THE RIGHT CHOICE


When we think of the best players in recent history, and possibly of all time for that matter we always think of Roger, Rafa, Novak and Serena. In recent times, Australia’s own Ash Barty comes to mind when we think about great players. When having a closer look at each of these champions, many attributes come to mind but one that is somewhat underestimated is their choice of shot. They always seem to come up with the right shot at the right time under pressure. I do not believe this is a coincidence and it makes me wonder if it is the case with many players on the respective tours and if this ‘sameness’ is the thing that is stopping them from taking their game to the next level.


When you dissect the match statistics of some so-called ‘dirt ballers’, guys and girls who make a living plying their trade on the clay courts around the world for the majority of the year, you see some unbelievably long rallies and supreme fitness in order to be able to stay out on the court for hour upon hour, chasing down every ball and competing like their lives (and livelihoods) depend on it, which are all amazing attributes and we would love to instil them into our juniors.


Whilst you see few errors, there are also not many winners, which turns the contest into a match of attrition rather than the number of winners you will witness by the top echelon of players. These players are undoubtedly excellent tennis players but is this ‘don’t miss’, 'wear the other guy down' mentality hindering their climb up the rankings? In terms of a player who was like this but has shown the ability and willingness to change, Casper Ruud comes to mind. A few years ago, he was seen as a ‘clay court specialist’ but has added parts to his game, has improved on all surfaces and is now ranked inside the top 10.


Then there is the flip side of the coin where you have players who are unbelievable shot makers, players who can draw the crowds and everybody loves to watch.

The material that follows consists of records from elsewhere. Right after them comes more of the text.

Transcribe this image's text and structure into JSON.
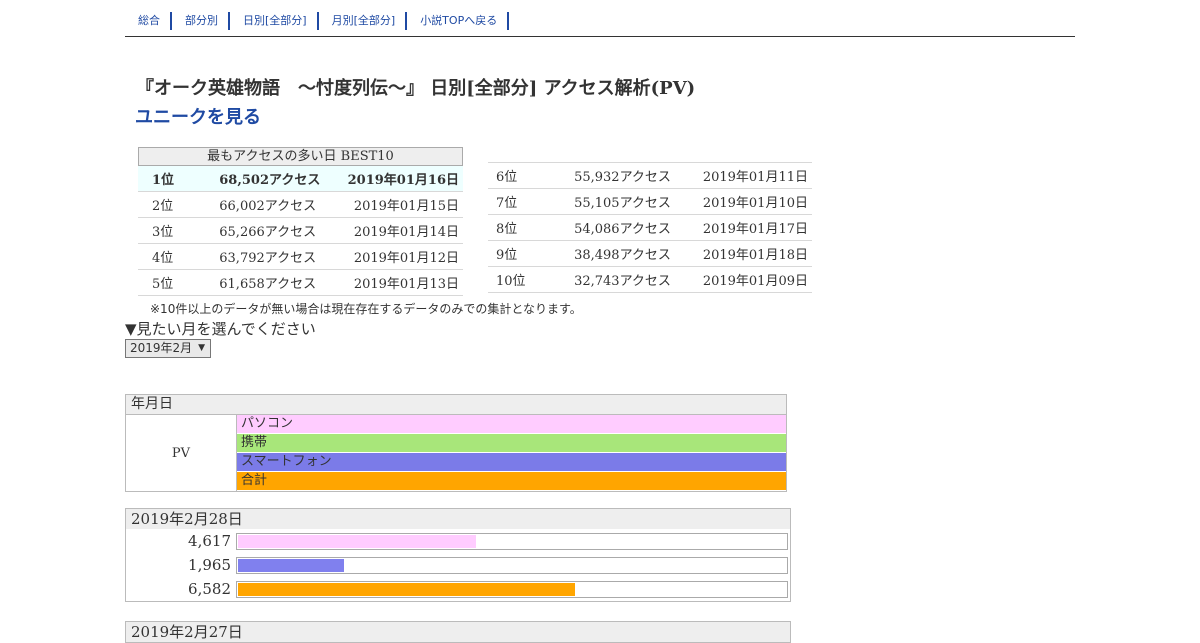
{
  "nav": [
    {
      "label": "総合"
    },
    {
      "label": "部分別"
    },
    {
      "label": "日別[全部分]"
    },
    {
      "label": "月別[全部分]"
    },
    {
      "label": "小説TOPへ戻る"
    }
  ],
  "title": "『オーク英雄物語　～忖度列伝～』 日別[全部分] アクセス解析(PV)",
  "unique_link": "ユニークを見る",
  "best10": {
    "caption": "最もアクセスの多い日 BEST10",
    "left": [
      {
        "rank": "1位",
        "access": "68,502アクセス",
        "date": "2019年01月16日"
      },
      {
        "rank": "2位",
        "access": "66,002アクセス",
        "date": "2019年01月15日"
      },
      {
        "rank": "3位",
        "access": "65,266アクセス",
        "date": "2019年01月14日"
      },
      {
        "rank": "4位",
        "access": "63,792アクセス",
        "date": "2019年01月12日"
      },
      {
        "rank": "5位",
        "access": "61,658アクセス",
        "date": "2019年01月13日"
      }
    ],
    "right": [
      {
        "rank": "6位",
        "access": "55,932アクセス",
        "date": "2019年01月11日"
      },
      {
        "rank": "7位",
        "access": "55,105アクセス",
        "date": "2019年01月10日"
      },
      {
        "rank": "8位",
        "access": "54,086アクセス",
        "date": "2019年01月17日"
      },
      {
        "rank": "9位",
        "access": "38,498アクセス",
        "date": "2019年01月18日"
      },
      {
        "rank": "10位",
        "access": "32,743アクセス",
        "date": "2019年01月09日"
      }
    ]
  },
  "note": "※10件以上のデータが無い場合は現在存在するデータのみでの集計となります。",
  "month_prompt": "▼見たい月を選んでください",
  "month_select": {
    "selected": "2019年2月"
  },
  "legend": {
    "head": "年月日",
    "pv": "PV",
    "items": [
      {
        "label": "パソコン",
        "color": "#ffccff"
      },
      {
        "label": "携帯",
        "color": "#a8e67a"
      },
      {
        "label": "スマートフォン",
        "color": "#7b7be8"
      },
      {
        "label": "合計",
        "color": "#ffa500"
      }
    ]
  },
  "colors": {
    "pc": "#ffccff",
    "smartphone": "#8080ee",
    "total": "#ffa500"
  },
  "days": [
    {
      "date": "2019年2月28日",
      "rows": [
        {
          "value": "4,617",
          "fraction": 0.433,
          "series": "pc"
        },
        {
          "value": "1,965",
          "fraction": 0.193,
          "series": "smartphone"
        },
        {
          "value": "6,582",
          "fraction": 0.612,
          "series": "total"
        }
      ]
    },
    {
      "date": "2019年2月27日",
      "rows": []
    }
  ]
}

We are in awe of the winners from parts of the court where we sit back and say, “how did she do that" and then it seems barely minutes later we are asking “why did she do that!?" These players are fun to watch, clearly have an abundance of talent and can beat anyone ‘on their day’ but the question is can they have 7 good days over a two-week period to win the ultimate, which of course is one of the four major trophies on offer each year. While many of us would give our right arm to have the type of career they had, would they have won that elusive grand slam or reached the lofty heights of becoming world number 1 if they had been able to implement a plan B, C and D when plan A was not working? The alternative line of thinking is that they achieved what they did by being true to themselves and understanding their own strengths and can be proud of outstanding careers.


The same questions can be asked of players who can be labelled ‘too emotional’ either by being too demonstrative on the court and letting their emotions take control to a point where it is detrimental to their game or being so overwhelmed by the occasion and what may potentially lay ahead that they cannot play to the best of their ability. The opposing argument with some players is that they are not emotional enough and by keeping their emotions bottled up inside they too, cannot play their best tennis. Is it again a case of the player and their support team knowing them so well that they understand what works best for them or is that an area that is potentially holding them back from achieving their goals?

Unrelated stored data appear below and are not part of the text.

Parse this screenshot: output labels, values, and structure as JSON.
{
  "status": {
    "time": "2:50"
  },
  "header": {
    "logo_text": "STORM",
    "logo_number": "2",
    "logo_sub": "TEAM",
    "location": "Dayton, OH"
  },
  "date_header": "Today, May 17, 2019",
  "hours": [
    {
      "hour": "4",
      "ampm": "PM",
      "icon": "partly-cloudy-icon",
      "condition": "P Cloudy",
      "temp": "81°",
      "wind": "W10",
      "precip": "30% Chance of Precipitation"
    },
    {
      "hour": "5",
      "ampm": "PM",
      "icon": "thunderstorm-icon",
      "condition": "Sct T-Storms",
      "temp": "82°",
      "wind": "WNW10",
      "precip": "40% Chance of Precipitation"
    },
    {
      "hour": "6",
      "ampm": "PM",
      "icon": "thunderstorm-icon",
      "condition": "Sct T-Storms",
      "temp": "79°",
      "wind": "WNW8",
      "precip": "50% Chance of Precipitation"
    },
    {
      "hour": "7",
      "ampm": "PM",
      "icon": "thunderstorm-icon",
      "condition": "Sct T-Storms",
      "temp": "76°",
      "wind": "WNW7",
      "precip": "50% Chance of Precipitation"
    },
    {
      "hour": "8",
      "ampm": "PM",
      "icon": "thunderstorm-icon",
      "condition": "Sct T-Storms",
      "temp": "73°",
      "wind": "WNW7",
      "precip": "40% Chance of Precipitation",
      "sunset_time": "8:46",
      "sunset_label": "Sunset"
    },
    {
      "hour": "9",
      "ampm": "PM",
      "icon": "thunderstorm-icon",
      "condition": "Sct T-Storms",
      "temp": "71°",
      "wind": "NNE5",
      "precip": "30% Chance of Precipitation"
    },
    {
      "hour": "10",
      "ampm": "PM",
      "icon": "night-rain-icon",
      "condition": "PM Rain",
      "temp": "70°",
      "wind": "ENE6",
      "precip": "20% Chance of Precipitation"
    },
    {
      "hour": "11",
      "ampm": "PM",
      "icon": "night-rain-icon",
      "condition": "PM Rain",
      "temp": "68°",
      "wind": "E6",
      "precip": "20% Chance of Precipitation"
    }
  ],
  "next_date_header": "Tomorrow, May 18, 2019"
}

Is the reason a player is situated where they are in the rankings because of their game style or despite it? Has a player been an outstanding junior, quickly risen through the ranks and then stalled at a certain ranking? Is this because they have gotten absolutely everything out of themselves, and they have nothing more to give and the ranking is a fair reflection? Or have they persisted in playing a certain way their whole career in the belief that this style has got them to where they are, and it is only a matter of time before their ranking continues to improve only to find that they have been in the same spot for some time and wondering how they can take the next step. This can be the case for players inside the top 20, top 100, futures level, ITF or juniors searching for higher honours. With margins being so small in tennis, a little tweak, or the ability to adapt a game plan can make a massive difference to not only a match but a career.

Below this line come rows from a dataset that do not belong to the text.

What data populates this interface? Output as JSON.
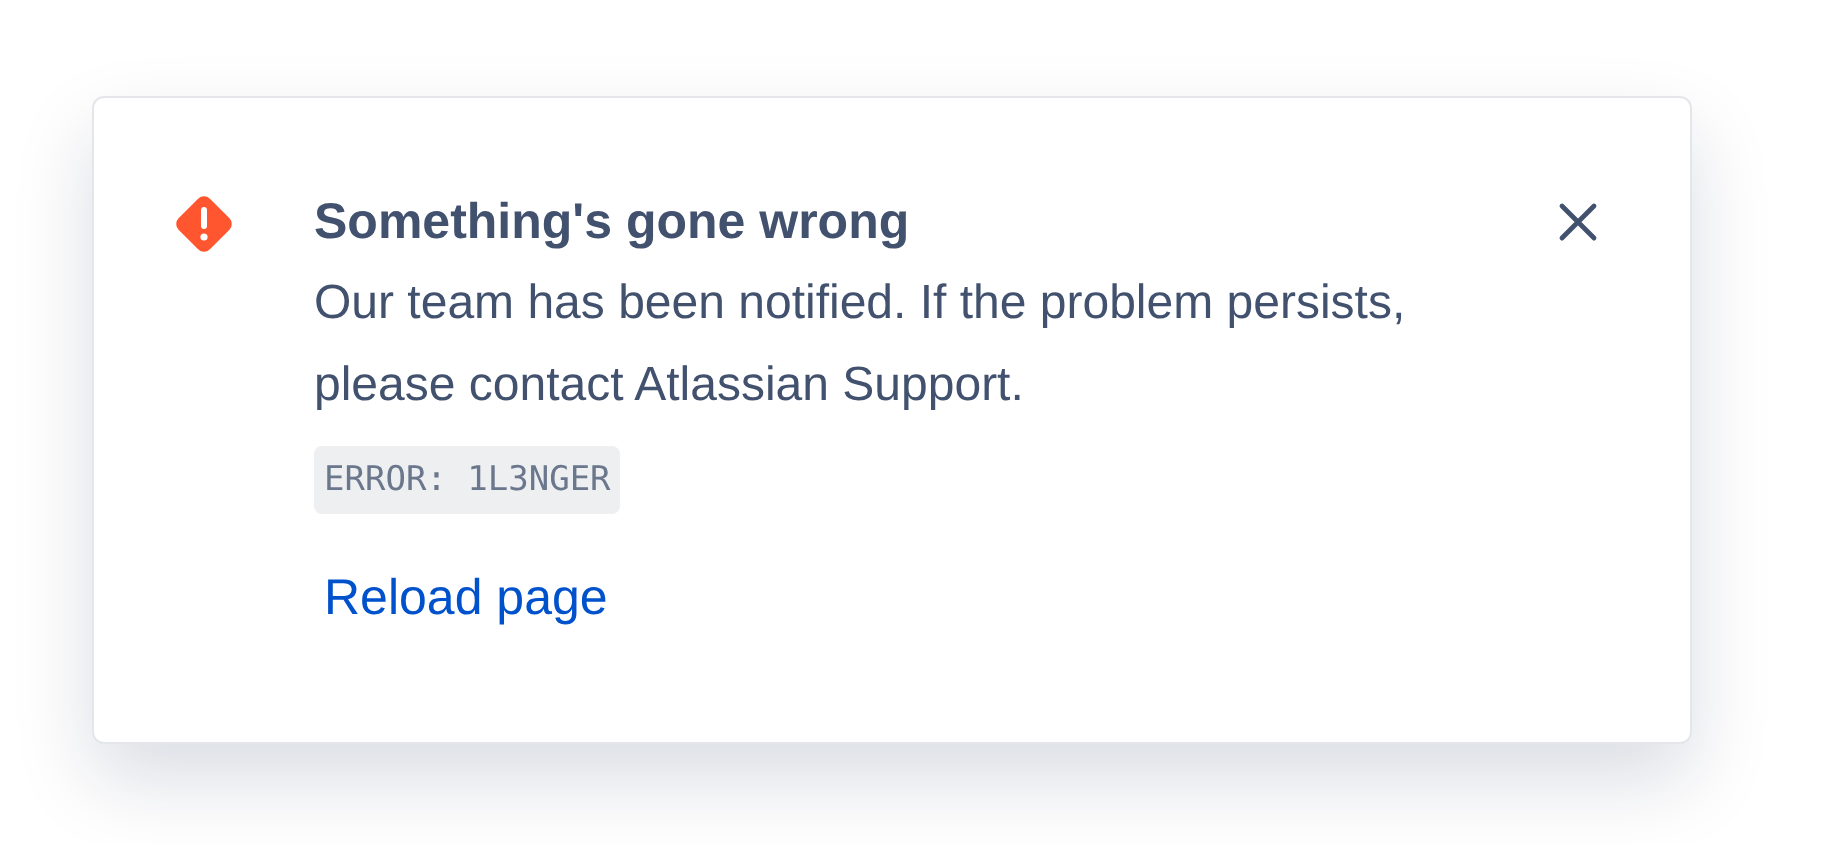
{
  "dialog": {
    "kind": "error",
    "title": "Something's gone wrong",
    "message": "Our team has been notified. If the problem persists, please contact Atlassian Support.",
    "error_code": "ERROR: 1L3NGER",
    "action": "Reload page"
  }
}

When you look at Rafa, Novak, Roger, and Serena, you see players who can defend as if their lives depend on it but when given the opportunity they come up with the winner. The shot selection of these greats has seen them close out games and matches, get themselves out of trouble and be able to control the momentum of the match. Can this shot ‘effectiveness’ be taught or is it something the true champions are born with? When is the right time to dig in from the baseline, serve and volley, kick a first serve in, hit a slice backhand, or pull the trigger on the winner down the line? Have these players simply been coached better from an early age, or have they been given the tools, and then used their natural skills and ability to problem-solve and invariably make the correct choice? Our own Ash Barty would often refer to going to the toolbox and selecting the appropriate tools she would require when dismantling an opponent. Ash was a prime example of being able to problem solve and adapt while many of her contemporaries did not appear to have a plan B.


For these champions of our game, being open to change and always looking to improve has undoubtedly led to a greater ability to execute under pressure and has helped them stay at the top of the game for many, many years. For those players who may have stagnated, having the courage to embrace change can make a world of difference but it is often easier said than done.